Die Angstkultur
Eine durch Gewalt geprägte Geschichte hat bei vielen Menschen zu einer energetischen „Panzerung“ geführt. Trauma-Arbeit kann diese Angstabwehrstrategie durchbrechen.
Auf diesem Planeten geboren zu werden ist ein mutiges und gefährliches Unterfangen. Schon als Kinder sind wir häufig Menschen ausgeliefert, die uns ein angeblich erforderliches Verhalten mit brutalen Mitteln einzubläuen versuchen. Dies gilt für die Situation in Familien wie auch in Schulen und in der Gesellschaft als Ganzes, wo wir für bestimmte politische Zwecke gedrillt und instrumentalisiert werden.
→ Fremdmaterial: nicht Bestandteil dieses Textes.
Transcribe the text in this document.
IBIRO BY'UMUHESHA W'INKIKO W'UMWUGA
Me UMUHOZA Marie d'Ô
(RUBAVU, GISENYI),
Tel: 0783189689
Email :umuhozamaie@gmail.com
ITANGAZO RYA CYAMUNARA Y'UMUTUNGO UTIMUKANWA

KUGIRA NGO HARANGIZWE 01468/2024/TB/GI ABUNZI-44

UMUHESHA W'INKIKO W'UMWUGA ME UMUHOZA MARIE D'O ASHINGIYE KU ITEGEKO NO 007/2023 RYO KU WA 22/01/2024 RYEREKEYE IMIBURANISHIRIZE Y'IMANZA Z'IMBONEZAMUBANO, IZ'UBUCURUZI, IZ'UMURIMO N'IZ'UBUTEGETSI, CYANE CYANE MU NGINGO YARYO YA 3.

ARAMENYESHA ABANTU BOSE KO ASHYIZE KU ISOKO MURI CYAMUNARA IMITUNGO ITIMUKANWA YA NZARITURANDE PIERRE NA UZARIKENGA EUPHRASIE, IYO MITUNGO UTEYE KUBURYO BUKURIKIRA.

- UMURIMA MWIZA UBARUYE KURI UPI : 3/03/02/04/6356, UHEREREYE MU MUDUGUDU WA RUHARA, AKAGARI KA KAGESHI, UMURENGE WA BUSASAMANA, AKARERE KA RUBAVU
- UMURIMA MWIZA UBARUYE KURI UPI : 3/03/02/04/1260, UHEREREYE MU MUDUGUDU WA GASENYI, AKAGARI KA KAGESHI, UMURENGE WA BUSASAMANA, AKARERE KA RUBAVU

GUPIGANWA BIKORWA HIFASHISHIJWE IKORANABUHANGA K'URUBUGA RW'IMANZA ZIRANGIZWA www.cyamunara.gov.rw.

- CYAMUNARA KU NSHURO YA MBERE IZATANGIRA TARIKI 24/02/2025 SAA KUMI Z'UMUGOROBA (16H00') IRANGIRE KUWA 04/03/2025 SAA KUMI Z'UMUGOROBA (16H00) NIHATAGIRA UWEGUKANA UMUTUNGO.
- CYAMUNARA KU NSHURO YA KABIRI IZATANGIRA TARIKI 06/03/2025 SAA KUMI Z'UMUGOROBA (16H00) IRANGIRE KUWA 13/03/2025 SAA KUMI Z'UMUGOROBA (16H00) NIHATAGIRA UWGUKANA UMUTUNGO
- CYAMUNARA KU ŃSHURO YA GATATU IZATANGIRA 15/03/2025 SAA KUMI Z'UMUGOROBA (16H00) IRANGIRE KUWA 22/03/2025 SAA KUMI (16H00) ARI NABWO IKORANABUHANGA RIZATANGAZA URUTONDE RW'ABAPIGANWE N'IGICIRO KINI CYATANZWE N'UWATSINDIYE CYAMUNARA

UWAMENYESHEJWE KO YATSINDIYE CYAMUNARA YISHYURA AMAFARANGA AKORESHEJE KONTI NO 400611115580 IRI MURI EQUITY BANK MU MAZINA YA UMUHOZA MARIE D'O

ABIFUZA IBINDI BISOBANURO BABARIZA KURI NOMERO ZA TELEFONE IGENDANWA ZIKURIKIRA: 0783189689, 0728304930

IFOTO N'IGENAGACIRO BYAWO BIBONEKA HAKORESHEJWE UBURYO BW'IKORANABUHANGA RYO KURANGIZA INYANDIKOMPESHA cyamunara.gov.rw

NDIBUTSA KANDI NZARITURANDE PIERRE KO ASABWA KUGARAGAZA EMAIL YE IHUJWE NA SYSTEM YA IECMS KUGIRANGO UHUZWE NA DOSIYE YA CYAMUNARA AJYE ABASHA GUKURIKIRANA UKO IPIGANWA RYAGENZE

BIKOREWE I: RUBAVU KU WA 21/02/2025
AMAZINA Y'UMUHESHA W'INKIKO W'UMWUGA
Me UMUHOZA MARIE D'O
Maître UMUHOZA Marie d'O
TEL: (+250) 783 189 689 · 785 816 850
Erziehungsmittel ist dabei meist die bewusste Erzeugung von Angst. So können sich Bewohner dieser Kultur ein Leben ohne Angst im Grunde gar nicht mehr vorstellen. Wohin wir auch gehen — ein Gefühl der Beklemmung und Anspannung ist mit im Gepäck. Als Abwehrstrategie haben sich die meisten einen energetischen und auch muskulären „Panzer“ zugelegt. Dieser hilft uns, die Furcht und andere negative Emotionen nicht mehr so zu spüren. Der Preis dafür ist jedoch eine gewisse Starre, die uns daran hindert, voll und ganz am Leben teilzunehmen. Wenn sich dies ändern soll, müssen wir die Kultur der Angst durch eine Kultur der Heilung ersetzen. Dies kann auf verschiedenen Ebenen erfolgen: durch Körperarbeit, Traumatherapie, aber auch durch die Schaffung heilsamer, auf Vertrauen basierender Gesellschaftsstrukturen.
Durch die Unterdrückung des Lebens und infolge der dabei angewendeten Methoden ist auf der Erde eine Angst entstanden, an der wir alle ohne Ausnahme teilhaben. Es ist die Grundangst hinter den Kulissen, die unsere Lebensvorgänge von den physiologischen Abläufen bis zu unserem Sexualverhalten und unseren Glaubenssystemen steuert und prägt. Sie ist uns so sehr zur zweiten Natur geworden, dass wir sie kaum noch wahrnehmen, zumal ja alle anderen von derselben Angst geprägt sind, man also das daraus folgende Sozialverhalten als gesellschaftlich normal ansieht.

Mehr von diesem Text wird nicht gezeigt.